Jeux Olympiques de SOTCHI 2014 et RIO 2016 : « les jeux sont faits » ?

1 pwc.jpgAssez classiquement les économistes qui s’intéressent au sport utilisent des modèles économétriques pour vérifier l'existence de relations entre divers phénomènes socio-économiques et l’efficience des systèmes de performance olympique. L'objectif étant de faire une prédiction sur quelque chose qui ne peut pas être directement influencé. Dan Johnson qui a particulièrement travaillé ce domaine propose un modèle économétrique qui montre pour les jeux d'été de 2012 une corrélation de 96 % entre la prédiction permise par le modèle mathématique et le nombre effectif de médailles obtenues par les différentes nations. Par exemple, pour la France en 2012 la prévision économétrique de  médailles d’or était de 11,1268 et une prévision pour le total des médailles de 37,2346 pour effectivement 11 médailles d’or et 34 médailles au total. Les analystes de Goldman Sachs utilisent des modèles économétriques pour prévoir le nombre de médailles, pays par pays, en fonction des performances olympiques précédentes, de la croissance économique, et montrent - sans surprise - une corrélation positive avec le succès olympique. De même pour les JO d’hiver de Sotchi, le cabinet d’audit et de conseil PricewaterhouseCoopers prévoit que la France pourrait se classer 10 ème, avec 9 médailles (les prévisions de la fédération de ski sont de 15 médailles) et remporterait ainsi deux médailles de moins qu’aux Jeux Olympiques d’hiver de Vancouver 2010. Alors que le site The Wire prévoit 13 médailles pour la France … le tableau virtuel d'Infostrada - Pour voir en temps réel une cartographie des résultats effectifs ce site 

En dehors des questions toujours redoutables concernant la prévision de résultats sportifs, nous souhaitons attirer la réflexion sur les paramètres structurels qu’utilisent ces modèles et qui sont susceptibles - évidemment d’un point de vue macro - d’indexer l’efficience sportive. Un premier constat est à faire : le classement des pays à partir de leurs résultats/médailles répond plus de la loi de Pareto que de la répartition gaussienne dite « loi normale » (qui correspond au comportement d'une suite d'expériences aléatoires similaires et indépendantes et lorsque le nombre de celles-ci est très élevé). Par exemple pour les JO de 2012, les 20 premières nations (des USA à la Corée du nord) ont obtenues 683 médailles sur les 936 possibles soit 75% - les 80 suivants (du Brésil à la Guinée équatoriale) ont gagné 231 médailles sur les 936 possibles, soit 25%.  Rien de strictement aléatoire dans cette vision macroscopique mais des éléments structurants sur lesquels les Directions Techniques Nationales  peuvent travailler.

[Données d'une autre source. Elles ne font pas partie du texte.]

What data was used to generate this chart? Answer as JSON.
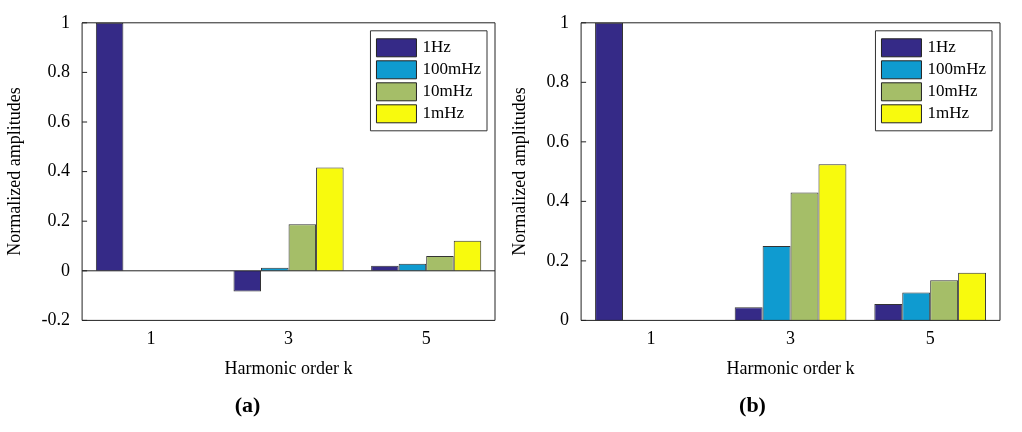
{
  "chart_data": [
    {
      "type": "bar",
      "title": "(a)",
      "xlabel": "Harmonic order k",
      "ylabel": "Normalized amplitudes",
      "categories": [
        "1",
        "3",
        "5"
      ],
      "ylim": [
        -0.2,
        1
      ],
      "yticks": [
        -0.2,
        0,
        0.2,
        0.4,
        0.6,
        0.8,
        1
      ],
      "grid": false,
      "ref_lines": [
        {
          "axis": "y",
          "value": 0,
          "color": "#222222"
        }
      ],
      "legend": "top right",
      "series": [
        {
          "name": "1Hz",
          "color": "#352a87",
          "values": [
            1,
            -0.083,
            0.02
          ]
        },
        {
          "name": "100mHz",
          "color": "#0f9bd0",
          "values": [
            0,
            0.012,
            0.028
          ]
        },
        {
          "name": "10mHz",
          "color": "#a5be68",
          "values": [
            0,
            0.188,
            0.06
          ]
        },
        {
          "name": "1mHz",
          "color": "#f8fa0d",
          "values": [
            0,
            0.417,
            0.121
          ]
        }
      ]
    },
    {
      "type": "bar",
      "title": "(b)",
      "xlabel": "Harmonic order k",
      "ylabel": "Normalized amplitudes",
      "categories": [
        "1",
        "3",
        "5"
      ],
      "ylim": [
        0,
        1
      ],
      "yticks": [
        0,
        0.2,
        0.4,
        0.6,
        0.8,
        1
      ],
      "grid": false,
      "legend": "top right",
      "series": [
        {
          "name": "1Hz",
          "color": "#352a87",
          "values": [
            1,
            0.044,
            0.055
          ]
        },
        {
          "name": "100mHz",
          "color": "#0f9bd0",
          "values": [
            0,
            0.25,
            0.094
          ]
        },
        {
          "name": "10mHz",
          "color": "#a5be68",
          "values": [
            0,
            0.43,
            0.135
          ]
        },
        {
          "name": "1mHz",
          "color": "#f8fa0d",
          "values": [
            0,
            0.525,
            0.16
          ]
        }
      ]
    }
  ]
}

2 the wire.jpgDans la durée, comme de nombreux travaux (Mesuring and predicting success,  Simon Shibli 2013 document sur ce site) et le schéma ci-contre issu du site The Wire le montre, les variations des performances des pays sont de « faibles » amplitude et permettent de calculer des courbes de tendance consistant, en s’appuyant sur les performances déjà réalisées à prédire des performances futures. Quels sont les paramètres « structuraux » (i.e. propre à la structure du phénomène étudié) permettant d’élaborer ces modèles économétriques et prédictifs ? Citons : Nombre de médailles disponibles par discipline et quota de sélection possible par pays ; pays hôte ou précédemment hôte des JO ; effectif de l’équipe olympique ; culture sportive et tradition/école des disciplines sportives ; extrapolation à partir des résultats passés ; taille de la population du pays ; niveau de revenu par habitant i.e. le Produit Intérieur Brut (PIB) par habitant ; organisation du système sportif du pays ;  facteurs spécifiques comme pour les Jeux d’hiver le climat (pour la qualité de la couverture neigeuse), le nombre de stations par habitant (accès plus ou moins aisé aux équipements) ... et des coefficients de pondération résultants de l’expérience économétrique des auteurs

3 pib sotchi.pngUn effet structurel spécifique pour les jeux d’hiver ? Cette visualisation montre que les pays ayant un PIB/habitant supérieur à 48 000 $ (i.e. 6.3 % de la population mondiale) fournissent 42.3 % des athlètes présents à Sotchi. Ce qui n’est pas le cas pour les Jeux d’été de Londres 2012 puisque la tranche 25 000 $ - 48 000 $ fournit le plus fort contingent d’athlètes, i.e. 26.1 %. Et de fait, sur les 2.025 athlètes présent à Sotchi, l'Europe qui dans cette visualisation comprend la Russie présente 70% des athlètes. Cette carte indiquant les villes accueillant depuis 1896 les sites olympiques relève de la même logique.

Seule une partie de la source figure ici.